Le combat d’un artiste pour son île

Par Mathieu Van Overstraeten @matvano

Le Retour (Bruno Duhamel – Editions Grand Angle)

Cristóbal est un célèbre peintre et sculpteur espagnol. Originaire d’une île volcanique perdue au milieu de l’océan, dont les paysages lunaires ont servi d’inspiration à la majorité de ses oeuvres, il est connu pour son caractère tout aussi… volcanique. Car Cristóbal est prêt à tout pour défendre « son » île contre les promoteurs immobiliers et les partisans du tourisme de masse. Depuis son retour au pays après s’être fait un nom comme artiste contemporain à New York, il se démène comme un beau diable pour empêcher la construction de grands complexes touristiques, allant jusqu’à convaincre d’autres artistes fortunés d’investir avec lui dans la construction de bâtiments touristiques écologiques et respectueux de la culture locale. Encore plus fort, il parvient à faire adopter par les autorités locales une interdiction des bâtiments de plus de 2 étages, ainsi qu’une interdiction des panneaux publicitaires sur l’ensemble de l’île. L’attitude intransigeante de Cristóbal lui vaut l’être une figure locale respectée et admirée, mais en agissant de la sorte, il s’est aussi mis à dos un grand nombre de personnes. A commencer par les promoteurs immobiliers, bien sûr, dont le seul objectif est de transformer la sauvage île volcanique en une lucrative « Costa del sol ». Lorsque l’artiste, devenu un brin mégalomane avec les années, trouve la mort dans un mystérieux accident de voiture, la police est donc contrainte d’ouvrir une enquête. C’est l’inspecteur Claudio Ramirez qui se voit confier la lourde tâche de fouiller discrètement dans le passé de l’homme le plus puissant et le plus controversé de l’île, afin de découvrir si sa mort est un réel accident… ou s’il a été assassiné par l’un de ses nombreux ennemis.
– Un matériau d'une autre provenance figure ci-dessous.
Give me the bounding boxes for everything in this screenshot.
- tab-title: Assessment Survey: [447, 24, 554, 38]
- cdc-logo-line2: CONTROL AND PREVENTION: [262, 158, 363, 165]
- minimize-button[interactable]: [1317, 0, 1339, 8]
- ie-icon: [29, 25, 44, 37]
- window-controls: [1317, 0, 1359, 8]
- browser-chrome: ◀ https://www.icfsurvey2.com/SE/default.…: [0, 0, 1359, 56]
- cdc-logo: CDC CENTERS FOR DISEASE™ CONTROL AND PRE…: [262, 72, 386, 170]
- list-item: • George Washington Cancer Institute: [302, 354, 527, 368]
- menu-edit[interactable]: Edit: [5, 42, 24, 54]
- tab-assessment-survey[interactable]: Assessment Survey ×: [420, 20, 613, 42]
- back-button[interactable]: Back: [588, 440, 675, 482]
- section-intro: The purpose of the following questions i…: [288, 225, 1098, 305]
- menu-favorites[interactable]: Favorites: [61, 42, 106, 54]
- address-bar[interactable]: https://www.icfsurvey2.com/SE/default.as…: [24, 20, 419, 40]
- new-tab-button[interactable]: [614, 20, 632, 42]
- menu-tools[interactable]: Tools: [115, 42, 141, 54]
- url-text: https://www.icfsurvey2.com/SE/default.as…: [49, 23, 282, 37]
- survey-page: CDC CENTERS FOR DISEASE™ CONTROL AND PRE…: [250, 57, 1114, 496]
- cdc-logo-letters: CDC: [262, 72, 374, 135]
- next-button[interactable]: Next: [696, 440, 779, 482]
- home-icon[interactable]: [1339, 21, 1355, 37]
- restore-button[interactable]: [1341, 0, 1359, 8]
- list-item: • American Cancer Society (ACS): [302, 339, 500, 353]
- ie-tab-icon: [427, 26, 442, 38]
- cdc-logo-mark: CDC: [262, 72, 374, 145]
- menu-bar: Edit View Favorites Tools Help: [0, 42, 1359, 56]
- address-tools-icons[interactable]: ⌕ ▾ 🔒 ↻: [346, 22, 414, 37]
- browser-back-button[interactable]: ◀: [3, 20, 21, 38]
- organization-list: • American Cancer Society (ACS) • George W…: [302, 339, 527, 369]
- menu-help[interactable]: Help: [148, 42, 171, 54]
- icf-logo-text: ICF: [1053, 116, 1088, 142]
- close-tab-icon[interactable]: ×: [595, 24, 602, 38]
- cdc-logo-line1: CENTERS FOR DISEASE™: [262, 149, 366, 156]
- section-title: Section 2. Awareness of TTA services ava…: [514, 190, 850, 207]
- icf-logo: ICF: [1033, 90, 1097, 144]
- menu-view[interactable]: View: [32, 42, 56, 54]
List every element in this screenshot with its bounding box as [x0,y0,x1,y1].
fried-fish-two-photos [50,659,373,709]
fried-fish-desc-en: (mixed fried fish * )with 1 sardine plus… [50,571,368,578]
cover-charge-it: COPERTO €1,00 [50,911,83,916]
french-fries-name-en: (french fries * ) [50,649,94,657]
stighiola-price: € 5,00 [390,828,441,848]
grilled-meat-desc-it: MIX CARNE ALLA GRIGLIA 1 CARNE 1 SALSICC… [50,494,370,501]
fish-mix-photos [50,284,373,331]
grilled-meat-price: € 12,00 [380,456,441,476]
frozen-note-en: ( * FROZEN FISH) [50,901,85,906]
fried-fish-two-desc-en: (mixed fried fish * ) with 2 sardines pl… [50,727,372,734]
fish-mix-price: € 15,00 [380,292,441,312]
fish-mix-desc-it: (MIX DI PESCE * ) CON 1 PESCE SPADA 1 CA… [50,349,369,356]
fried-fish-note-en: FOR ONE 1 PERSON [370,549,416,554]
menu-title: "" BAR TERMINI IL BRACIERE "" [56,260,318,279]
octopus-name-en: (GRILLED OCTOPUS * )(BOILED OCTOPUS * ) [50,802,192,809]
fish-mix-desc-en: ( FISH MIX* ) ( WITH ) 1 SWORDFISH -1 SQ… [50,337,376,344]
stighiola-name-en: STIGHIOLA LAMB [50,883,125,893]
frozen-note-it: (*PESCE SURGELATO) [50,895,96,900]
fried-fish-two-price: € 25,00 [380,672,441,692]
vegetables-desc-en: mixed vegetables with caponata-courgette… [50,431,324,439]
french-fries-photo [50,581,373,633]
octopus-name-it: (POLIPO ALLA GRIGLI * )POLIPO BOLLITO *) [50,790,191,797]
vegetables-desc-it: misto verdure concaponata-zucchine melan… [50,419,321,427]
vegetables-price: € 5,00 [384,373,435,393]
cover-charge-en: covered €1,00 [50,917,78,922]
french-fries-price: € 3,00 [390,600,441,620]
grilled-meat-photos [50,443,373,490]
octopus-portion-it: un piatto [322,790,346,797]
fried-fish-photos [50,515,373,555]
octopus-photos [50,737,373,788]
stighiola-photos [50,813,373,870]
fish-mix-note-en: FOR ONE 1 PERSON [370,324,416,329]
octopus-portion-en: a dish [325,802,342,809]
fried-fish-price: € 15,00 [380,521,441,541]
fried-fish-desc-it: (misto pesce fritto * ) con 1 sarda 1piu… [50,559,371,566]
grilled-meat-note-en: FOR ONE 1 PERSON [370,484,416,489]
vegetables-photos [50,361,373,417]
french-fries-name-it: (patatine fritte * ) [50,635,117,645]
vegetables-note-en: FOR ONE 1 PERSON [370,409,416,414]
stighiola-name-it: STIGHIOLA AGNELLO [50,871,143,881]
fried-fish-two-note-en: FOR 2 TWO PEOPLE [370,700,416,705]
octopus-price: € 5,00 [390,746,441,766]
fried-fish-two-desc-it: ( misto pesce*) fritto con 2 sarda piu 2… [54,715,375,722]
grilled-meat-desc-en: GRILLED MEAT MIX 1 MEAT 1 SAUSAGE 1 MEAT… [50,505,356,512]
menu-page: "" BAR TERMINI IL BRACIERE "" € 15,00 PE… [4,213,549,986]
« Le Retour » est le premier album en solo du dessinateur français Bruno Duhamel, qui avait toujours travaillé en tandem avec un scénariste jusqu’ici. Pour écrire le scénario de ce roman graphique dessiné dans un style semi-réaliste, Duhamel s’est librement inspiré de l’histoire réelle de César Manrique, un artiste contemporain qui a lutté toute sa vie pour préserver la beauté de l’île de Lanzarote. Il y a un certain nombre de points communs entre Cristóbal, le personnage de la BD « Le Retour », et César Manrique. Comme dans le livre, ce dernier a réussi à imposer un projet immobilier autorisant uniquement la méthode de construction traditionnelle de Lanzarote, ainsi qu’une interdiction de tous les bâtiments de plus de deux étages et la suppression de tous les panneaux publicitaires situés sur les bords des routes. Comme Cristóbal, César Manrique a trouvé la mort dans un accident de la route tout près de sa propre maison. Mais la comparaison s’arrête là, car pour le reste, le personnage imaginé par Duhamel est confronté à des épreuves bien plus romanesques, allant même jusqu’à devoir affronter une éruption volcanique… mais aussi et surtout ses propres démons! « Raconter la vie de Manrique m’imposait un respect de l’oeuvre et de la personne qui risquait de m’interdire de malmener mon personnage et de sonder les recoins obscurs de la thématique », explique Bruno Duhamel. « J’ai donc choisi de créer Cristóbal et de réinventer l’histoire, les lieux, les oeuvres et les personnages. » Bien lui en a pris, car « Le Retour » se révèle être une histoire originale et passionnante, faite d’allers-retours entre l’enquête de l’inspecteur Ramirez et des flashs-back sur la vie de Cristóbal, permettant ainsi au lecteur de découvrir petit à petit le caractère complexe et tourmenté de l’artiste. Au-delà de l’histoire en elle-même, ce sont surtout les thématiques abordées par « Le Retour » qui en font un livre très intéressant, en particulier les questions de la résistance à la société de consommation et du rapport entre art et politique. Au final, « Le Retour » est donc une BD à la fois divertissante et philosophique. Chapeau l’artiste!